Da ieri sera, Wikipedia ha deciso di prendere posizione riguardo il ddl sulle intercettazioni presentanto dal Governo Berlusconi e che è in discussione in Parlamento.

Wikipedia Italia ha sostituito tutte le sue pagine con un comunicato agli utenti, nel quale spiega le proprie motivazioni contro il disegno di legge – Norme in materia di intercettazioni telefoniche, che recita:

«Per i siti informatici, ivi compresi i giornali quotidiani e periodici diffusi per via telematica, le dichiarazioni o le rettifiche sono pubblicate, entro quarantotto ore dalla richiesta, con le stesse caratteristiche grafiche, la stessa metodologia di accesso al sito e la stessa visibilità della notizia cui si riferiscono.»

Ecco alcune delle parti più importati del comunicato di Wikipedia Italia:

Negli ultimi 10 anni, Wikipedia è entrata a far parte delle abitudini di milioni di utenti della Rete in cerca di un sapere neutrale, gratuito e soprattutto libero. Una nuova e immensa enciclopedia multilingue e gratuita.

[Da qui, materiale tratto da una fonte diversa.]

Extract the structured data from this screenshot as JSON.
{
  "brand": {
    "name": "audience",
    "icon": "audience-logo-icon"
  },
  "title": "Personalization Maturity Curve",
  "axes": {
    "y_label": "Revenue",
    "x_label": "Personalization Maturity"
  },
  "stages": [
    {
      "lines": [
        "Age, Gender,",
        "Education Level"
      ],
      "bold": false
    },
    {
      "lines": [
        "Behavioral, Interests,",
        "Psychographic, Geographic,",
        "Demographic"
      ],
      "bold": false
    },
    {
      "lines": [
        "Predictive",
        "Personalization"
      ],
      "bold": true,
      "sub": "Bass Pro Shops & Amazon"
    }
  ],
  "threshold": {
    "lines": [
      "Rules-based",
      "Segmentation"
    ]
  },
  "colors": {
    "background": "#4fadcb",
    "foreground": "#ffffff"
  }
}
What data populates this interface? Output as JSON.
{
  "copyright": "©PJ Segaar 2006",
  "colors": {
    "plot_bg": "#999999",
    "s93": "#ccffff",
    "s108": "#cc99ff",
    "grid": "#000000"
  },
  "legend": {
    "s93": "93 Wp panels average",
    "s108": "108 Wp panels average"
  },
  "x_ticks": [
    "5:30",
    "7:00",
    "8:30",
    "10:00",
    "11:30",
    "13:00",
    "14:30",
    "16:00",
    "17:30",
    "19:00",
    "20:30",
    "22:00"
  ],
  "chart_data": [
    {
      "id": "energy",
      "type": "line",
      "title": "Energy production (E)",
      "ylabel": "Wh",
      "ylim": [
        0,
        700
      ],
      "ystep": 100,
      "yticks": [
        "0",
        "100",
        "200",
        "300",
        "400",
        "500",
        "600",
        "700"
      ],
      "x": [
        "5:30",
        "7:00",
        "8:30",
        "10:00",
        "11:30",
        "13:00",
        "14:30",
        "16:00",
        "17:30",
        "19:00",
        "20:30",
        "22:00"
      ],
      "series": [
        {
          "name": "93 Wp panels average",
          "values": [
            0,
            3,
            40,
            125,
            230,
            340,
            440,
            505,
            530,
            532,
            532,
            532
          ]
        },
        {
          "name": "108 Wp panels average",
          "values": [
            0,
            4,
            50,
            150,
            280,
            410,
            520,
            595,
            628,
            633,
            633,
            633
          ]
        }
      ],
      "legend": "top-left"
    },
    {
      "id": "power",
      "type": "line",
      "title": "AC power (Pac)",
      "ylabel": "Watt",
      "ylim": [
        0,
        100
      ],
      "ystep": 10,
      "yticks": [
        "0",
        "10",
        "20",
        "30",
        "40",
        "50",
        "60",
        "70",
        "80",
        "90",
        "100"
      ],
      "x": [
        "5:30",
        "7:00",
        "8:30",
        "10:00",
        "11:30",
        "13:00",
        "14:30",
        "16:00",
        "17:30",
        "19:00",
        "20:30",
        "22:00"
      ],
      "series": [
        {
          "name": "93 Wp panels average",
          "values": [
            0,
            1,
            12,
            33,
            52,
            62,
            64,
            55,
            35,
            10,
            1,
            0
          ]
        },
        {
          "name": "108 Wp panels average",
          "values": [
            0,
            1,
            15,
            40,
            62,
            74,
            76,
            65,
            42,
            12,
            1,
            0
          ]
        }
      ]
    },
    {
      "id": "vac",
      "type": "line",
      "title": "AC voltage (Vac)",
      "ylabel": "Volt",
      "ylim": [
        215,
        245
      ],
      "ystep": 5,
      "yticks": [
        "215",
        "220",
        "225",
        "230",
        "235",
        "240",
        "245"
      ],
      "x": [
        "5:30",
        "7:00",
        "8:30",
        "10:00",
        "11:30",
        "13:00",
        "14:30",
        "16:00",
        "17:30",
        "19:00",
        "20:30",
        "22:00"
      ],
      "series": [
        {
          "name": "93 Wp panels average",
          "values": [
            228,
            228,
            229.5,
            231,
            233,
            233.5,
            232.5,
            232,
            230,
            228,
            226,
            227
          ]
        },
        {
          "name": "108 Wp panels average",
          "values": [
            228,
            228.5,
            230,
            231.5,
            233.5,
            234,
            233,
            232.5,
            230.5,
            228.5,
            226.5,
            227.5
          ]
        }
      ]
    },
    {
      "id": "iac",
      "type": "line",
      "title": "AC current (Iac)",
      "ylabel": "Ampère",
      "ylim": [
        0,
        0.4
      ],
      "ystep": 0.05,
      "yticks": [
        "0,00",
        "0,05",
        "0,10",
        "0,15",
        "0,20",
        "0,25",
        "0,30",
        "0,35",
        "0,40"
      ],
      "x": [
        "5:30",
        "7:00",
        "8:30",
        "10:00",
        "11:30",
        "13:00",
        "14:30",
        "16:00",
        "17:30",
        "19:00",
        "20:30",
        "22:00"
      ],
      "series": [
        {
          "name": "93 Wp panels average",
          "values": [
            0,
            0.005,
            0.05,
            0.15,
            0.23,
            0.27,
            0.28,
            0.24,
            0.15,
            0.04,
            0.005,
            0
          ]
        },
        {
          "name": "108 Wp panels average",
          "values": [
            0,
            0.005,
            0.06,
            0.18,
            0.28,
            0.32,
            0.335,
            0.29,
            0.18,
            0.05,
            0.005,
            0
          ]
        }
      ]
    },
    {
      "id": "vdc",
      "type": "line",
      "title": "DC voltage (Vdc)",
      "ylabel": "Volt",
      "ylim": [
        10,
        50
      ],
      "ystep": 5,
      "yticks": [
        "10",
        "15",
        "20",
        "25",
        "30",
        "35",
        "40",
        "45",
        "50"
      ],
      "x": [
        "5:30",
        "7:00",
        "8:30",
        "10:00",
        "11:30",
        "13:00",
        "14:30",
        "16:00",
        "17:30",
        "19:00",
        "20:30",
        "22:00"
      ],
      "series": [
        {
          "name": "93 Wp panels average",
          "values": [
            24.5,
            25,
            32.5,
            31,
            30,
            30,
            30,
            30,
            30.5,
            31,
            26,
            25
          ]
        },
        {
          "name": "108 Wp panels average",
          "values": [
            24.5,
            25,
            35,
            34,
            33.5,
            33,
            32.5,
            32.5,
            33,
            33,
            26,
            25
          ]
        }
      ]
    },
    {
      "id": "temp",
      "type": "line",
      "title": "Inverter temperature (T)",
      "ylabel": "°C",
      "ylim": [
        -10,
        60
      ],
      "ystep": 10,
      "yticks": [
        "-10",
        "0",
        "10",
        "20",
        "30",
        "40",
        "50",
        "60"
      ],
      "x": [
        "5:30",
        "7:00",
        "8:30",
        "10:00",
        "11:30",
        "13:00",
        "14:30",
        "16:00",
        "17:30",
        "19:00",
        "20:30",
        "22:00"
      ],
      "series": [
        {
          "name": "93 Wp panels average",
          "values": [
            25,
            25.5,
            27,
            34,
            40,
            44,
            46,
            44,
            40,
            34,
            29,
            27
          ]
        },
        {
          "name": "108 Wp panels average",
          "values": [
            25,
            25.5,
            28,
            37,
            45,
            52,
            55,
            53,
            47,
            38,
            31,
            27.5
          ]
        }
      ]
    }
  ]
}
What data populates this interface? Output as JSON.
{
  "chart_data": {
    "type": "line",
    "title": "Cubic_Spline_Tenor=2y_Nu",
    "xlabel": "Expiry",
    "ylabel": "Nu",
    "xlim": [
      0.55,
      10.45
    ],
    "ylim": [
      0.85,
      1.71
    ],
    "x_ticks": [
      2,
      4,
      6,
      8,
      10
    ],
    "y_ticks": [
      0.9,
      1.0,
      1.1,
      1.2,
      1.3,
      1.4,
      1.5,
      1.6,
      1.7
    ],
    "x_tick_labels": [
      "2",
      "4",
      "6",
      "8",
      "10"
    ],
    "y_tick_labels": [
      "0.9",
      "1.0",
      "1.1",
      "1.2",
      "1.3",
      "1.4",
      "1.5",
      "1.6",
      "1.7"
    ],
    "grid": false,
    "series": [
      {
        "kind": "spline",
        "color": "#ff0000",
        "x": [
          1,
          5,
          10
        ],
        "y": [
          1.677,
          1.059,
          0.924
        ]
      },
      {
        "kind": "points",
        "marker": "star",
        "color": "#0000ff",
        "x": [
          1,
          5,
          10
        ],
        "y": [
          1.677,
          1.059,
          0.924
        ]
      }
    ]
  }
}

Quindi, in base al comma 29, chiunque si sentirà offeso da un contenuto presente su un blog, su una testata giornalistica on-line e, molto probabilmente, anche qui su Wikipedia, potrà arrogarsi il diritto — indipendentemente dalla veridicità delle informazioni ritenute offensive — di chiedere l’introduzione di una “rettifica”, volta a contraddire e smentire detti contenuti, anche a dispetto delle fonti presenti.